“I don’t feel that it is necessary to know exactly what I am. The main interest in life and work is to become someone else that you were not in the beginning.” – Michel Foucault
One of the best books I have read in my childhood and adolescence is the Sherlock Holmes series, mostly written by Sir Arthur Conan Doyle. Holmes is a private detective, akin to a superhuman. He is an expert in the art of deduction, a man of many weird ways and a good friend to Dr. John Watson. Holmes’ methods and exploits have awed and inspired me so much so that when interpreting Foucault’s statement, I have tapped into his methods. “Elementary, my dear Watson!” is a celebrated interjection used in Holmes’ conversations with his doctor-friend, John Watson. With this approach in terms of discussing and resolving the problem evoked in the statement of discussion, I decided to borrow Holmes’ famous line, albeit with a little tweak. Hence, the birth of “Elementarily wrong, my dear reader!”
Having explained how my title came to be, what then is my stance? On which side of the divide do I stand? Elementarily is synonymous to fundamentally, as in basically. Consequently, to say elementarily wrong, that is fundamentally wrong, is to say a claim is wrong from its base to its last structured letter. Therefore, my stance is that Foucault is wrong in his claim that knowing what exactly one is (self-awareness) is not necessary when thinking about one’s development in life and career.
Bradberry and Greaves (best-selling authors of Emotional Intelligence 2.0) and other seasoned psychologists acknowledge self-awareness, which is the ability to know what exactly one is, as the first of the four pillars of emotional intelligence.
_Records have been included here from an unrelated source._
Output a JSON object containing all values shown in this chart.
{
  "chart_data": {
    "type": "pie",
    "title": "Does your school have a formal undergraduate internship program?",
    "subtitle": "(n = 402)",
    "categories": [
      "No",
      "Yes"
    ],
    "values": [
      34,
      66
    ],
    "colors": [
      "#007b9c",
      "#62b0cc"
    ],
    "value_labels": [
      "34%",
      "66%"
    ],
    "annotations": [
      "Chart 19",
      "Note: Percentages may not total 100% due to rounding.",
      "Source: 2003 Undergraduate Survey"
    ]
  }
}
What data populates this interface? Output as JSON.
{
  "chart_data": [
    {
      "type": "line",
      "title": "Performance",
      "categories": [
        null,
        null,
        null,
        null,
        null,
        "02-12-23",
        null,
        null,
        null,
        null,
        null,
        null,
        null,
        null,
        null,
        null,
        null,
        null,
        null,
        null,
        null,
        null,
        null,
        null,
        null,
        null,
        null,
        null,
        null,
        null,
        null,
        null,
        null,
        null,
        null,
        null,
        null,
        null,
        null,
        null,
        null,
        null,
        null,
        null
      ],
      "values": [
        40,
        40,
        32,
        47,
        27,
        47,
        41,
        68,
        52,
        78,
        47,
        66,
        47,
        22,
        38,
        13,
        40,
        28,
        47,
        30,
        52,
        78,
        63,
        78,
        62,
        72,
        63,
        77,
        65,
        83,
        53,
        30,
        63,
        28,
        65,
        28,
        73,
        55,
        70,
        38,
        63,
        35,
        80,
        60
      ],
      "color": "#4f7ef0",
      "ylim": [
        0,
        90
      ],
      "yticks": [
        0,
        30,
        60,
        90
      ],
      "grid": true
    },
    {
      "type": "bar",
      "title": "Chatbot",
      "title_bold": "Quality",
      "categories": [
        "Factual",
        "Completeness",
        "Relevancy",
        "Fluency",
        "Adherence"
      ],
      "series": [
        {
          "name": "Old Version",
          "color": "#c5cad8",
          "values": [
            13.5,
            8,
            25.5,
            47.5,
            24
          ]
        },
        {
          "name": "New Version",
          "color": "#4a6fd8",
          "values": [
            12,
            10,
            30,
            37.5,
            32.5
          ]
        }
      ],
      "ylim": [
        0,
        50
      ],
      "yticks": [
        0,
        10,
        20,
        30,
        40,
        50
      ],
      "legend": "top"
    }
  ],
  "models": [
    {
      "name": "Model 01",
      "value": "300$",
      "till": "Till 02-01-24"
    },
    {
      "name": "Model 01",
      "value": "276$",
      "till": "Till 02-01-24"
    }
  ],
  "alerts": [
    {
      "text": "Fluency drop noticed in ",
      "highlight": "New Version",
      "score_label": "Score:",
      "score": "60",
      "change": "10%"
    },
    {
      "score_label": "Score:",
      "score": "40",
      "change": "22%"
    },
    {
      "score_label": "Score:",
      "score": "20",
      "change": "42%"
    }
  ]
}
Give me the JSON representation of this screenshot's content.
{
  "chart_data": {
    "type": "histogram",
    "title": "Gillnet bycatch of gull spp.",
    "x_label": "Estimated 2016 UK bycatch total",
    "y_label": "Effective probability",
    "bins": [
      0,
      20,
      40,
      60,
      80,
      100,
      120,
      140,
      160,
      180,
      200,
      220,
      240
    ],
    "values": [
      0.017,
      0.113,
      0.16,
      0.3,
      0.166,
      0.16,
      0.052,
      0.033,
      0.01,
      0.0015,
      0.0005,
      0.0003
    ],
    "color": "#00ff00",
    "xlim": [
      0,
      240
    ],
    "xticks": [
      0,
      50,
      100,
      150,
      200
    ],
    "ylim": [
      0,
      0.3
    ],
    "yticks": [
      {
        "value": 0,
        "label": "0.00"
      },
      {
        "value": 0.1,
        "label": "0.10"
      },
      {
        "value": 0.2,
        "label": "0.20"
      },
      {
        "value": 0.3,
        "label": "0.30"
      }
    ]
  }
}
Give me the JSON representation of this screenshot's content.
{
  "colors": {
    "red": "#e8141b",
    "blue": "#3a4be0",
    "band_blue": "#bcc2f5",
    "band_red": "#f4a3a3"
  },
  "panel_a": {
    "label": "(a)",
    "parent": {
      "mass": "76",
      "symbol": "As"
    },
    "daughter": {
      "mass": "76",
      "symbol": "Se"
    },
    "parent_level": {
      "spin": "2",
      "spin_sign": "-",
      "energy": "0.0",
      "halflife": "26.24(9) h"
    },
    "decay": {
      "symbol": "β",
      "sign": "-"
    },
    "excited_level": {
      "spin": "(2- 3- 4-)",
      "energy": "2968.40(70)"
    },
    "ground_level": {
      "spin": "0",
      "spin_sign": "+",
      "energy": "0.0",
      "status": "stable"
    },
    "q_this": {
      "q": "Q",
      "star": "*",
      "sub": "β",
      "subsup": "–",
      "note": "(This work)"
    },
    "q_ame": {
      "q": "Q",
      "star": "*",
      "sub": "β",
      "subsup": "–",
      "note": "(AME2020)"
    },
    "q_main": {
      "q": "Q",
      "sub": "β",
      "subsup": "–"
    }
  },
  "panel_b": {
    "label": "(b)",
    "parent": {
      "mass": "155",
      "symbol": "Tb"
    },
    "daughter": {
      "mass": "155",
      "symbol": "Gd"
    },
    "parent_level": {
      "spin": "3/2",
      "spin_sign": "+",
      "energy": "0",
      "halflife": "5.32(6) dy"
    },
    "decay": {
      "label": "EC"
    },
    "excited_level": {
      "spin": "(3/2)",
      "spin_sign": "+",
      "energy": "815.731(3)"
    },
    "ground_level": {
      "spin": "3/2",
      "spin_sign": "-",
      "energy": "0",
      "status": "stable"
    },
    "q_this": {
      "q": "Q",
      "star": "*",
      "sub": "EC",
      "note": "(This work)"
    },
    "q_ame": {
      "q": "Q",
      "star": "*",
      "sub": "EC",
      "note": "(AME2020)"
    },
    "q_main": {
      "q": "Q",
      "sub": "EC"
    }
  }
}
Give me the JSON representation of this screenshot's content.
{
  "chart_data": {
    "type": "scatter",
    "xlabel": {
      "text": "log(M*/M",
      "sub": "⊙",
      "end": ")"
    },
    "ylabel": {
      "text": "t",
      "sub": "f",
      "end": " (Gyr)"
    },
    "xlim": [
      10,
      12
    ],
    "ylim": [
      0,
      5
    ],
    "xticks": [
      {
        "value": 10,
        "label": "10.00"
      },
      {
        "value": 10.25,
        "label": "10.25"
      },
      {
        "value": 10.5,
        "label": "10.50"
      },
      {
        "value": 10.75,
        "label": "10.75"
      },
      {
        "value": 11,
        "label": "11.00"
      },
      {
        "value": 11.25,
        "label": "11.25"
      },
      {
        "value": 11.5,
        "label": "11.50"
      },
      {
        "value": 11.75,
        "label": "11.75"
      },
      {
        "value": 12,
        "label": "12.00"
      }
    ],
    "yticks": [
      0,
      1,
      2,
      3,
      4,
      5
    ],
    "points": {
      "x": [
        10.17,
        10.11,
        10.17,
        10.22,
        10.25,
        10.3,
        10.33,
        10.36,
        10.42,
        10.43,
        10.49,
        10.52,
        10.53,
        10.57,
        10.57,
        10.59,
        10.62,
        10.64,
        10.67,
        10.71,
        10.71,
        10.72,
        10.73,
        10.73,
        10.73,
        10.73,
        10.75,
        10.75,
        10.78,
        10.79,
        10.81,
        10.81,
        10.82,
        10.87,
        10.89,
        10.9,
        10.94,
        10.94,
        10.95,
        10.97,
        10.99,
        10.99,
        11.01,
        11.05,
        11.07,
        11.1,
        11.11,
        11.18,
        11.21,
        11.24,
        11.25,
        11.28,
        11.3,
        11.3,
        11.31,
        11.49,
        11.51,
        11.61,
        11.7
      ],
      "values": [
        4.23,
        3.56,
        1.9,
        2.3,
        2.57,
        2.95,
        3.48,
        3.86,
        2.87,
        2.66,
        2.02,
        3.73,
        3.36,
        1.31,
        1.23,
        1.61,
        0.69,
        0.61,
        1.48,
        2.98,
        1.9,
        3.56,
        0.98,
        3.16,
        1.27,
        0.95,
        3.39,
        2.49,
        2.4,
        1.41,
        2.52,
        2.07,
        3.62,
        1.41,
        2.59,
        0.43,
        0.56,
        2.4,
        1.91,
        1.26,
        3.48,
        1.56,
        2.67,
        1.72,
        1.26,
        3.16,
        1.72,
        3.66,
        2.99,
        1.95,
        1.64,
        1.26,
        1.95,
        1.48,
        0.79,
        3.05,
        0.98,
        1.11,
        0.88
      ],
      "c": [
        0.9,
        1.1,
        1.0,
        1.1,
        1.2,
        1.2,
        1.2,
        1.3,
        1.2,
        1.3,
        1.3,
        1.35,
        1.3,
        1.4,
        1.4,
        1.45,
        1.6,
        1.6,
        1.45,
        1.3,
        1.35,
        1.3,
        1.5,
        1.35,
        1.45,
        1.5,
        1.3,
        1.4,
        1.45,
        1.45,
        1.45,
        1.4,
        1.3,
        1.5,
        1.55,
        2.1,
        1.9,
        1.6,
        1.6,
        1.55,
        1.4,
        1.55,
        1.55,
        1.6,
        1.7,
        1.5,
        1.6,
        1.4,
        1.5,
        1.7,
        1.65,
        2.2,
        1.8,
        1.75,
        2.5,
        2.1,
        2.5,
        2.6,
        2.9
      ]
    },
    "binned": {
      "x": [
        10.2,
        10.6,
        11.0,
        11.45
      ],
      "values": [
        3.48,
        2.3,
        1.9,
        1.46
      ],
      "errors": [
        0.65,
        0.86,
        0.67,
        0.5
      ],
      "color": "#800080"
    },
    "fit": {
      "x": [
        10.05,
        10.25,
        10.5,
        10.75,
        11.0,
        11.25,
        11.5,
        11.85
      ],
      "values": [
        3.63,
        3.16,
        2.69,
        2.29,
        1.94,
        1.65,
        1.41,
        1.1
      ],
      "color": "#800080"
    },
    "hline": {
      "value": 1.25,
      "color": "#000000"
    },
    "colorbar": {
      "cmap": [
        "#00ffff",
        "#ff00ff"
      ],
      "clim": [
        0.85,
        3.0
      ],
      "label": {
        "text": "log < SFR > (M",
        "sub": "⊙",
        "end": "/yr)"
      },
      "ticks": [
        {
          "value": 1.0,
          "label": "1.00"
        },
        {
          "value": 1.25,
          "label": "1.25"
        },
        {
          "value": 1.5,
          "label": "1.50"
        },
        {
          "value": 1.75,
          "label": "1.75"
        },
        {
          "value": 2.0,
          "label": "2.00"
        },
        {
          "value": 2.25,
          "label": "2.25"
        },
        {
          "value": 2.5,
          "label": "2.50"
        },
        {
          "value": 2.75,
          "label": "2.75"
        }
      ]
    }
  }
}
They also acknowledge self-management, which is the ability to control or condition oneself; social awareness, which is the ability to know what exactly other people are and social management, which is the ability to control or condition others. One is then pre-disposed to ask: what correlation is there between emotional intelligence and “becoming someone else that one was not in the beginning”?
The first correlation is that the same way that one cannot ask auditors to audit one’s enterprise at the end of year if one does not know the opening capital, one also cannot tell if they have become someone else they were not in the beginning, if they do not know themselves exactly in the first place. Simply put, it is fundamentally wrong to not consider your starting point if your aim is to become someone better: how do you strive to be better than what you do not know? It would be a fruitless labour, tantamount to sprinting against the wind.
Furthermore, studies have shown that emotional intelligence, of which self-awareness is key, is an important factor in how well one excels in a career. 75% of hiring managers surveyed in 2011 by Career Builder said they would most likely promote an employee with high emotional intelligence. 59% of these managers further said they would not hire a candidate with high intelligent quotient and low emotional intelligence. What then does this prove? It proves that emotional intelligence, much more than we might think, goes a long way in influencing one’s development, or otherwise, in a chosen career. It goes a long way in determining whether you would be employed, do well, be promoted or fired. The truth is that interactions, brainstorming, a melange of ideas, suggestions, you name it, are always present in each organisation and a key part of these things are the people: the co-workers, the subordinates, and the bosses. Going by what Graves and Bradberry have argued, if one does not know what one exactly is, one would not be able to condition oneself, and this would ultimately lead to them not being able to condition others. In the end, one would be considered a poor worker by all, regardless of how good one is at the job and they would most likely not be selected to lead teams, new projects, and perhaps even receive a promotion. If becoming what one was not in the beginning at the work place is synonymous to advancement, promotion, and elevation, then it is fundamentally wrong to “feel” self-awareness is not necessary because knowing oneself is the bedrock of whatever advancement one wishes to make.
Life is a whole number, whose fragments are each day you live: each hour, each minute, each second. One of the best ways of improving your skill set in life is knowing where you were, where you are presently, and where you hope to be in the future. If one sits down and ask questions on the above statements, a recurring one would be “who am I exactly?” Hence, if the knowledge of what one is now is needed to compare with what one would be in the future, especially someone who they were not at the beginning, then it is fundamentally wrong to say this knowledge is not necessary in the resulting evolution of oneself.
A careful probe of Foucault’s statement would show its many loopholes. In light of this, I reinforce that it’s fundamentally wrong to claim that knowing oneself is not necessary in the process of becoming someone else they were not in the beginning because this is needed to track and compare one’s progress. Therefore, regarding Foucault’s statement, I would say it is elementarily wrong, my dear reader!